An army of conservative think tanks are lobbying for a stop-work order on U.S. offshore wind installations that are already under construction along the East Coast. But one of those groups is breaking rank, refusing to endorse the demise of America’s largest project off the Virginia coast.
The dissent reveals a chink in the armor of Republican opposition to wind, which has grown dramatically since President Donald Trump’s return to office.
At the heart of the disagreement is Dominion Energy’s 2.6-gigawatt project that, according to company executives, has already installed 78 of its 176 turbine foundations. Dominion, which is a state-regulated utility, has so far spent $6 billion on the endeavor.

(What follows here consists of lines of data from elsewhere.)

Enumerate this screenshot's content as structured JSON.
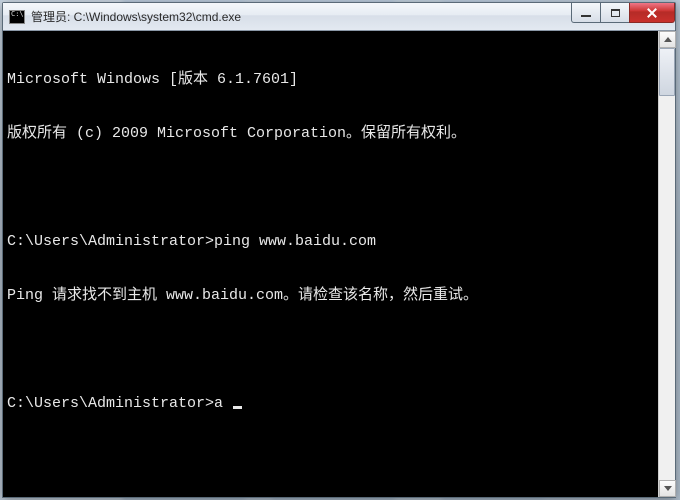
{
  "window": {
    "title": "管理员: C:\\Windows\\system32\\cmd.exe"
  },
  "terminal": {
    "lines": [
      "Microsoft Windows [版本 6.1.7601]",
      "版权所有 (c) 2009 Microsoft Corporation。保留所有权利。",
      "",
      "C:\\Users\\Administrator>ping www.baidu.com",
      "Ping 请求找不到主机 www.baidu.com。请检查该名称，然后重试。",
      ""
    ],
    "prompt": "C:\\Users\\Administrator>",
    "input_value": "a"
  }
}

Under a hypothetical cancellation, the residents of Virginia could potentially have to pay for that abandoned investment in the form of higher utility bills, without getting anything in return.
“The ratepayers are on the hook,” Steve Haner, a senior fellow at the Virginia-based Thomas Jefferson Institute for Public Policy, said in an interview with Canary Media. Haner called the institute among the “original opponents” of the Dominion project. The group has long collaborated with the Heritage Foundation, which created Project 2025, the radical agenda to shrink the federal government that is now being implemented in Washington.
“My view is go ahead and finish it,” said Haner about Dominion’s wind project. “It’s an economic decision, not a save-the-world decision.”
Haner felt compelled to speak up about the economic fallout that would result from killing Dominion’s project after a group of GOP think tanks asked him to sign a letter petitioning Trump’s Department of the Interior to order an “immediate cession of construction” of four projects, including the one in Virginia, pending a federal review.
Haner declined to join the petition and explained why in an article posted on the Thomas Jefferson Institute’s website on Wednesday.
“Virginia needs the power. The wind project will not have a great capacity factor and may often be idle, but when running it will produce substantial electricity,” wrote Haner. “It will be far superior to solar panels. Kill it, and Virginia needs that much more power from some other new or leased generation, again at a major cost to ratepayers.”
The petition he’s pushing back on was publicly released on Tuesday. The letter urges Interior Secretary Doug Burgum to “immediately revoke the letters of authorization” issued to 11 offshore wind projects during the Biden administration. The signatories claim that all of these permits “likely suffer” from weak compliance with laws meant to protect the North Atlantic right whale, a critically endangered species, from wind construction and operations.
The letter was signed by a half dozen conservation groups known for their far-right policy agendas, including the Committee for a Constructive Tomorrow, the Heartland Institute, the John Locke Foundation, and the Caesar Rodney Institute. A few anti-wind advocacy groups also signed on, including Green Oceans and REACT Alliance.
Some of the think tanks, like the Delaware-based Caesar Rodney Institute, have ties to existing lawsuits aimed at stopping various offshore wind projects. Those complaints, filed against the federal government, contain similar claims found in Tuesday’s letter about “deficient” permitting regarding the protection of whales.